Görev aşkı

Wednesday, December 31, 2008 | |


Ağız dolusu küfürlerim evde yankılanıyor. Sebep: Polis ve "halkın güvenliği bizim işimiz" ironisi.
Olayın benim başıma gelmediğine ve eğer gelseydi çenemi tutamayıp yeni yılı nezarethanede geçireceğimden kurtulmuş olmamdan memnun mu olmalıyım, yoksa aşağıda olup ağzıma geleni söyleyemediğime mi yanmalıyım henüz emin değilim.
Markete gitmiş olan annem, tam yan apartmanın önünde kaldırımda oturan bir amca görünce, oturduğu yerin rahatsızlığı nedeniyle "Amca ne yapıyorsun burada?" diye sormuş. Havanın soğukluğundan yakınan yaşlı amca, elindeki tüm nane şekerlerini sattığını, biraz dinlenmek ve ısınmak için güneşin altında oturduğunu anlatmış. Son zamanlarda o kadar çok kaza anından geri döndüm ki, dün gece ihtiyacı olan birine ekmek peynir filan alalım, karnı doysun diye konuşmuştuk. "Apartmanda ekmek dağıtalım" diyen anneme de, "hayır, apartmandakiler zaten alabiliyor ve sıcak evleri var, ihtiyacı olana vereceğiz" diye tutturmuştum.Bunu hatırlayınca, annem cebindeki bozuklukları çıkarıp, "amca, son nane şekerini de ben almışım say ve bunu da al" diye uzatmış. Zaten 3-5 lira bir şey. Yoldan geçen, meslek aşkı tavan yapmış, genç polis belirmiş o sırada yanlarında. Adamı kolundan zorla tutup, "kalk burdan" diye iteklemeye başlayınca, annem yaşlı adamın dinlendiğini bir şey yapmadığını ve niye itelediğini sormuş. Aklı sıra namuslu kadınlarımızı dilencilerin kıskacından kurtaracak olan polisimiz de, "para alıyor ya, dilenci" diye çıkışarak, zorlamaya devam etmiş. Amca kalkmış, anneme el sallayarak ilerlemiş.

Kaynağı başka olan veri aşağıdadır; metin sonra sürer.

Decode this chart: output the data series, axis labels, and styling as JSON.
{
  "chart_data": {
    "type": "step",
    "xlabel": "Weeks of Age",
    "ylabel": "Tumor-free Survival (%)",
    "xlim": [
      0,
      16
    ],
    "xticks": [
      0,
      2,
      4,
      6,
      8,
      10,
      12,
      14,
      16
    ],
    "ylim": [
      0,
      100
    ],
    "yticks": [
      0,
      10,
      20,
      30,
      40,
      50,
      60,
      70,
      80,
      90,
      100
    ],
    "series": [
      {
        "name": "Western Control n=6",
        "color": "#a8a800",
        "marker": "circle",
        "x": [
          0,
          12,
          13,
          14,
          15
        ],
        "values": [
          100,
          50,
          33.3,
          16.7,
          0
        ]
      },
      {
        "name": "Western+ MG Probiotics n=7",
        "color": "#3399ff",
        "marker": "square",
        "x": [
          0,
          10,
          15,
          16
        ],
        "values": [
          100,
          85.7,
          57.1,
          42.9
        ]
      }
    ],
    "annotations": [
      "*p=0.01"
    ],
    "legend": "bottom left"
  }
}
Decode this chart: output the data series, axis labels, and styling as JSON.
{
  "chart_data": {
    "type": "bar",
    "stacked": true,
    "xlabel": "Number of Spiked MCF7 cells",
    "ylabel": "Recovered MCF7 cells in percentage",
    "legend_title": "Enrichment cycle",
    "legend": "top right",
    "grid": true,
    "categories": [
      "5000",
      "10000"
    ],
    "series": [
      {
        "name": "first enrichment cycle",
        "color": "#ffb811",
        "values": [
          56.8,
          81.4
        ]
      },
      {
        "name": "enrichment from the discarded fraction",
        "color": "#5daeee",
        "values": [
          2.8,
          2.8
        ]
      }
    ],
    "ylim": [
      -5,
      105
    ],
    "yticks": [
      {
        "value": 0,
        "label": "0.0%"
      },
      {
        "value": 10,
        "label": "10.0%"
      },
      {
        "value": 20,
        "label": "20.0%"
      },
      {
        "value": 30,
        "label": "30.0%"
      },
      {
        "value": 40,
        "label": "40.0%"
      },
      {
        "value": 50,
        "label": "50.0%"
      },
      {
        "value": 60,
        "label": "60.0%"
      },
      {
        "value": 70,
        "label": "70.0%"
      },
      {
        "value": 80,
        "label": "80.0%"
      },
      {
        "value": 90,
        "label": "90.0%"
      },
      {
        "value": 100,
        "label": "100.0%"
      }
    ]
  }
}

A şerefsiz herif, sen de alıyorsun para... Yol kenarında durdurup parayla susuyorsun, "para yoksa sodexho-ticket falan da yok mu abi?" diye soruyorsun ya... O zaman da kendini itelesene...
Hırsızları, kadınlara sarkanları, tecavüz edenleri de itelesene öyle hadi.
Bu kadar görev aşkın var, onu da yap da sokakta rahat yürüyeyim gece...
Yolda dümdüz yürürken ya da mitinglerde adam gibi isteklerini söyleyen insanları iteleyip döveceğine, benim bacak arama göz dikmiş şerefsizlere, para çalan senin gibilere de göstersene görev aşkını...

Ne diyeyim ki ben? İlk değil ki, yüzbinlerce kez tekrarlanan şeyler... Keşke ilk olsa... Keşke şaşkınlıktan ağzım açık kalsa da diyecek bir şey bulamasam...

Share/Bookmark

4 comments:

mahallenin delisi said...

off içime kocaman bir taş oturdu akşam akşam, o adam sırf kendine "dilenci" dedirtmemek için sokaklarda buz gibi havada çalışırken... offf...

insanlıktan nasibini almamış ne acayip yaratıklarla yaşıyoruz biz. ve bu yaratıklar bugünlerde ne kadar da göz önündeler.

keşke yazmaktan çoğunu yapabilsek, keşke...

Anonymous said...

seninde dediğin gibi bu ilk değil ve son olmicak.sadece polisler olsa keşke bankacılar,icracılar,hatta not için öğretmenler bile ve niceleri...bu türkiyenin hali diyemicem neredeyse dünyanın heryerinde böyle bu.insanlar kendilerini göremiyorlar kim bilir belki bizde yapıyoruz ve kenidimizi göremicek kadar kör oluyoruz bazen...

deryik said...

polise bak! amcaya borcu vardı onu ödüyodu belki annen? allah allah. çocukları dilenmeye zorlayan, kamyonlara doluşturup başka illerden getiren çeteler var bi de. onlara napıyo acaba? hem dilenmek ne zamandır suç? çalmıyo ya, verenden alıyo parayı.

amaan biz de mantık arıyoruz. üniformayı giymiş, "komtan" olmuş o çocukluğundaki gibi.

Öz said...

kucuk uniformalari icinde kendini buyuk goren cok fazla insan var bu ulkede. Zavallilar!